The Charlotte Observer
N.C. to look at machines, other reasons for election problems
Sun, Nov. 14, 2004
CHARLOTTE, N.C. - A state study commission will convene as early as this week to decide how to overhaul North Carolina's hodgepodge of voting machines - including the one that lost about 4,500 votes in Carteret County.
Other problems included an election night miscount in Mecklenburg County and the delayed discovery of 13,200 ballots in Gaston County. National and state experts said those cases are not unusual and other states saw worse glitches.
Despite all 100 counties reporting unofficial results in North Carolina's Nov. 2 election, the outcome of two statewide races won't be known for days.
Protests and requests for recounts have been filed by candidates for agriculture commissioner and superintendent of public instruction, forcing election workers to again labor over the more than 3 million ballots cast. They have until Wednesday to complete the task.
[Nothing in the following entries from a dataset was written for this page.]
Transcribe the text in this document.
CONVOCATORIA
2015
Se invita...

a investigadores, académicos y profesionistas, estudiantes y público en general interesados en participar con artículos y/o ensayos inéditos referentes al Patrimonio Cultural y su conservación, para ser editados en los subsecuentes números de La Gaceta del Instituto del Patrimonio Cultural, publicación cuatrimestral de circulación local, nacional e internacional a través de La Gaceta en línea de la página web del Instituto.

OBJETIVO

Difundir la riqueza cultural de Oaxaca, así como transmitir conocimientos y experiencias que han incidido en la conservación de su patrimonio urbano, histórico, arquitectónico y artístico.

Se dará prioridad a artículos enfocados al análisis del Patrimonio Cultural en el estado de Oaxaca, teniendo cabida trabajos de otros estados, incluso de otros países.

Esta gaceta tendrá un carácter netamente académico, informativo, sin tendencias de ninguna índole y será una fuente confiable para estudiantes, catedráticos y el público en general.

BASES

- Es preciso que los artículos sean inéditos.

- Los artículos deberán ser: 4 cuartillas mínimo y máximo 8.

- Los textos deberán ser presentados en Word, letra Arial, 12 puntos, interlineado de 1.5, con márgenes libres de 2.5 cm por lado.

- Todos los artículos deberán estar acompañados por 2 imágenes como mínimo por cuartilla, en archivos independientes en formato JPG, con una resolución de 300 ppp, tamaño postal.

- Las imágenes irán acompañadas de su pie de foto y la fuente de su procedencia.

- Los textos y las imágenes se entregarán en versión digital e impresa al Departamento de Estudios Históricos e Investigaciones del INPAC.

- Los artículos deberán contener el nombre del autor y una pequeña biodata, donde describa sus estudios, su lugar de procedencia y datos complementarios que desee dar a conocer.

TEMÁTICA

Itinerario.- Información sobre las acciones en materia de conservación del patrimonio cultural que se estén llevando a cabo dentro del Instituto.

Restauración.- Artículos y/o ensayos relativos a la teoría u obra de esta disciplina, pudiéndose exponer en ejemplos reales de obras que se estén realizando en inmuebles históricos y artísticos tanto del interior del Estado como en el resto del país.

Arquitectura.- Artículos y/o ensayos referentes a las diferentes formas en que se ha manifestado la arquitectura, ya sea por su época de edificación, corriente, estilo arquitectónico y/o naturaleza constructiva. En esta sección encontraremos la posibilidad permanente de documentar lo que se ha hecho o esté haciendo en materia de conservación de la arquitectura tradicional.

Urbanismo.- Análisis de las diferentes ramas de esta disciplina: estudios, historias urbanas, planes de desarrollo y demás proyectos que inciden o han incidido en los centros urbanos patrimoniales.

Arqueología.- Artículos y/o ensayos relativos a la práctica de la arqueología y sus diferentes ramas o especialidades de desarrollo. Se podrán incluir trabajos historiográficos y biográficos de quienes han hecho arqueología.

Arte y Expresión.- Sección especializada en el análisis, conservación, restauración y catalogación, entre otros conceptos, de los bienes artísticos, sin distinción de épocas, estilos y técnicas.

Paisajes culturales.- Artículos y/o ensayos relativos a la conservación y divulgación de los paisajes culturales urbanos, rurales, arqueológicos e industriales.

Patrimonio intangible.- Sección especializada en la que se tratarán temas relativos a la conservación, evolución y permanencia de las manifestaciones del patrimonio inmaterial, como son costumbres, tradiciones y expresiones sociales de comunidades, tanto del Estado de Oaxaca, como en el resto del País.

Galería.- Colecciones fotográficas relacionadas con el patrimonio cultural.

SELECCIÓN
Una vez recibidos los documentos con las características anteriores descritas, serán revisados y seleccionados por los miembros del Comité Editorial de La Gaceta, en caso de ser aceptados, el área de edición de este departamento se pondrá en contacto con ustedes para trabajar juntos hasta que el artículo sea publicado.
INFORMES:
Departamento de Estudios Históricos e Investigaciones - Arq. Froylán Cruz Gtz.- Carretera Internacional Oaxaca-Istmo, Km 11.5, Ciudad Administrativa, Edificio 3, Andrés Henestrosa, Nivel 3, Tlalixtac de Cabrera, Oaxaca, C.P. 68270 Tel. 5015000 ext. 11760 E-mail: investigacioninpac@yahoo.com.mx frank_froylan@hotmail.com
Federal auditing officials will meet Monday to review a request from six congressional Democrats, including U.S. Rep. Mel Watt of Charlotte, for an investigation of voting problems in North Carolina and other states. Watt said he wants the Government Accountability Office to scrutinize the laws and processes nationwide.
National experts call Carteret County's lost votes one of the worst election flubs this year.
There, outdated software consigned 4,500 ballots to electronic oblivion with no backup, raising the prospect of a statewide re-vote for agriculture commissioner.
Carteret County officials had been assured the machine would take 10,000 ballots, but the software had not been updated. When the machine hit its limit, the screen said "voter log full," said UniLect president Jack Gerbel, whose California company made the machine.
But it didn't stop voters from thinking they'd voted, and poll workers say they never saw the signal.
"From now on," Gerbel said, "it will stop and not let any other votes be counted."
National experts reacted with the equivalent of "Well, duh!"
"You have to wonder what kind of bonehead would design a computer system that would hit capacity, then continue to take votes and just throw them away," Stanford University computer science professor David Dill said.
University of Iowa computer science professor Douglas Jones, a voting-machine expert, said the number of votes lost forever in Carteret County may be a new record.
The fiasco has renewed interest in machines that leave a paper trail. The mechanics of N.C. voting vary from county to county, ranging from punch cards to touch-screen machines.
The federal Help America Vote Act, ... provides $53 million to improve voting machines in North Carolina. Officials said it would cost $80 million to replace all machines statewide.
The federal law also requires the state to create a study commission ... The legislature complied - but realized after Election Day that they'd neglected to appoint legislators.
"What we're proposing to do is bring in experts on computers and voting machines and help us figure out the best solution to what is looming as a very large and serious problem," said state Sen. Ellie Kinnaird, D-Orange.